Вышли из вокзала на другую сторону. На перроне уже совсем светло. Ожидающие электрички выстроились на самом краю платформы. Их лица - серые; я заглядывал в них, в каждое из них, - по очереди люди поворачивались ко мне и тут же устремляли глаза дальше. Над горизонтом появился алый полукруг солнца, а когда оно выкатилось, - глаза у людей заблестели ярче. И - оттого что они наблюдали, как встает солнце, нехотя смотрели на него, когда на него можно смотреть, лица оказались все как одно - и с одним выражением - его описать невозможно, и я ощутил в душе облегчение и глубоко вздохнул - так вздохнул, что незнакомец с моим чемоданом остановился и обождал меня. И дядя Эдик внимательно глянул мутными красными глазами.

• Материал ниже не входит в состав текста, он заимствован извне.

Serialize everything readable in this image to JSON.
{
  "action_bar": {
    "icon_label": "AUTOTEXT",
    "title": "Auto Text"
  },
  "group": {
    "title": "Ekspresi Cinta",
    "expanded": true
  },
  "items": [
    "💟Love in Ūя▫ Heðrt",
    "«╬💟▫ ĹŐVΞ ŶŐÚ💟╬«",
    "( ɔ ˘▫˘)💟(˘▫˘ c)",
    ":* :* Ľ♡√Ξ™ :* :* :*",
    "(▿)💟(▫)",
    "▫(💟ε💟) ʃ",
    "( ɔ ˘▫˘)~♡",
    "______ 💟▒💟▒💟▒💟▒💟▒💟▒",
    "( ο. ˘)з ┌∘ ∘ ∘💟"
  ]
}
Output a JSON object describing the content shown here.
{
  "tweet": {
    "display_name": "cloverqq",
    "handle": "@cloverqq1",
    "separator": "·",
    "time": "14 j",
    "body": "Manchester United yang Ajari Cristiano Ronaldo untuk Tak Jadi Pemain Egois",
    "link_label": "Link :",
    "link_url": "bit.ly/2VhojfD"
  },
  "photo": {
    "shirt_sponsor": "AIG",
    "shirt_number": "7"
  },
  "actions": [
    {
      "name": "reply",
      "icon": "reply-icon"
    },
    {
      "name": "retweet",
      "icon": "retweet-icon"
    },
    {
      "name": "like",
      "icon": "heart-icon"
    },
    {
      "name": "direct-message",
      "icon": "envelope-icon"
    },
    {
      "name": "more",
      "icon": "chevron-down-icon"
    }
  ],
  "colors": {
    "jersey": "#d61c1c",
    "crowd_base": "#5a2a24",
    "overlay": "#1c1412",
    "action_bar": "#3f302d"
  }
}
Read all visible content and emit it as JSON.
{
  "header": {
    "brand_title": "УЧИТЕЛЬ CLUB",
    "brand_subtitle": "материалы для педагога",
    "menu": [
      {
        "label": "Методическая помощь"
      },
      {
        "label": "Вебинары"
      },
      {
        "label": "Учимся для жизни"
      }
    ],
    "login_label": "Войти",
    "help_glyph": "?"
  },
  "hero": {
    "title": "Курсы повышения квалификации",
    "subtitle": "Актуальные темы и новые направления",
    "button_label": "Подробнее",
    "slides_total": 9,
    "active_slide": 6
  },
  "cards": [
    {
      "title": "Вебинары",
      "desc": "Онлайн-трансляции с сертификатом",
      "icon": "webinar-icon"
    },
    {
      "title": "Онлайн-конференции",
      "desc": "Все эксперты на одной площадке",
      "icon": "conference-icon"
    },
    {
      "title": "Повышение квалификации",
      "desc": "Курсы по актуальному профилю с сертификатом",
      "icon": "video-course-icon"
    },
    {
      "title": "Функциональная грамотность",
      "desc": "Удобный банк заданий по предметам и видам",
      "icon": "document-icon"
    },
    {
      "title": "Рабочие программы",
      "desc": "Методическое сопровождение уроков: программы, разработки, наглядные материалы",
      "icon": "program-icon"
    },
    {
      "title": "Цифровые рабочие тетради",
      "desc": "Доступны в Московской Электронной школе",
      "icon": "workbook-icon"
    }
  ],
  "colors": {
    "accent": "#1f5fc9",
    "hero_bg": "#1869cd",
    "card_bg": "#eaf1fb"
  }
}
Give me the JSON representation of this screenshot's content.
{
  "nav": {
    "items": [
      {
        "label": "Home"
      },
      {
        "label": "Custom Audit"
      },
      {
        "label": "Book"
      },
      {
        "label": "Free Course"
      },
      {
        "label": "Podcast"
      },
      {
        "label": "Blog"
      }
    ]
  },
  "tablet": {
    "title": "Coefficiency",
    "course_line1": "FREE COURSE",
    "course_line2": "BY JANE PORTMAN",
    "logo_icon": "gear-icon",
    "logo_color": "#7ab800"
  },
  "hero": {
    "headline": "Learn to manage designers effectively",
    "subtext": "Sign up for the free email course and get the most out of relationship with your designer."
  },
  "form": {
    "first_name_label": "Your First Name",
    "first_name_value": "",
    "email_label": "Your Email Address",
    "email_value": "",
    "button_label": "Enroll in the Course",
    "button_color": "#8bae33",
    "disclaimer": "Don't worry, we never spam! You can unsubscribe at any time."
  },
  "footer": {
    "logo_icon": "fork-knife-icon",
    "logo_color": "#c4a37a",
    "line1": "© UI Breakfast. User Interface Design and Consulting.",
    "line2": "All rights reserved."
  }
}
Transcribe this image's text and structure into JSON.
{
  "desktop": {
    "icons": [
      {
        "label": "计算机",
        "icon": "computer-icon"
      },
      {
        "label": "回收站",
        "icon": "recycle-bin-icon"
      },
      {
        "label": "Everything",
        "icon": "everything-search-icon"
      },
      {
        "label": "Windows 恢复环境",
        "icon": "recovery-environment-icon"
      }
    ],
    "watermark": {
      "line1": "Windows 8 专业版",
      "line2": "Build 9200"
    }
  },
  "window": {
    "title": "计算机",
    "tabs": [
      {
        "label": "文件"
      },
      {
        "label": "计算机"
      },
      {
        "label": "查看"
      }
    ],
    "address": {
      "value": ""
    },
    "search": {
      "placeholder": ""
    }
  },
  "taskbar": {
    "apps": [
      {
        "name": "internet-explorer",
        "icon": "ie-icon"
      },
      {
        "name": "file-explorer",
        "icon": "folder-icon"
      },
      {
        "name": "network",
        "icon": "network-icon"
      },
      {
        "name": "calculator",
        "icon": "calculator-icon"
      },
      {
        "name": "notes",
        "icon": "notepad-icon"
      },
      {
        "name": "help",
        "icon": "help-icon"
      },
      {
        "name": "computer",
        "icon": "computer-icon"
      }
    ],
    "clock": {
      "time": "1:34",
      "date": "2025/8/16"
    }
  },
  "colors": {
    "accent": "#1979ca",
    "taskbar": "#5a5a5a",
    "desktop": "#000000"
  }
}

Мы еще немного прошли, и я увидел на земле спиленный тополь. Я попытался представить необыкновенную пилу, которой огромное дерево спилили, но не мог ее представить. Внутри ствола зияла пустота, как ночь. Обрубленные топорами ветки свалены были в кучу и успели завянуть, и ранним утром пронзительно запахло терпким запахом умирающего дерева, и мне стало жалко его, себя жалко, и еще маму.

- Давно его надо было спилить, - пробурчал дядя Эдик, указывая на тополь.

- Да, - поддакнул незнакомец, - пассажиры жаловались...

- А кому он мешал? - поинтересовался я.

- На нем было много вороньих гнезд, - начал объяснять незнакомец, оглядываясь, и я оглянулся, и - дядя Эдик.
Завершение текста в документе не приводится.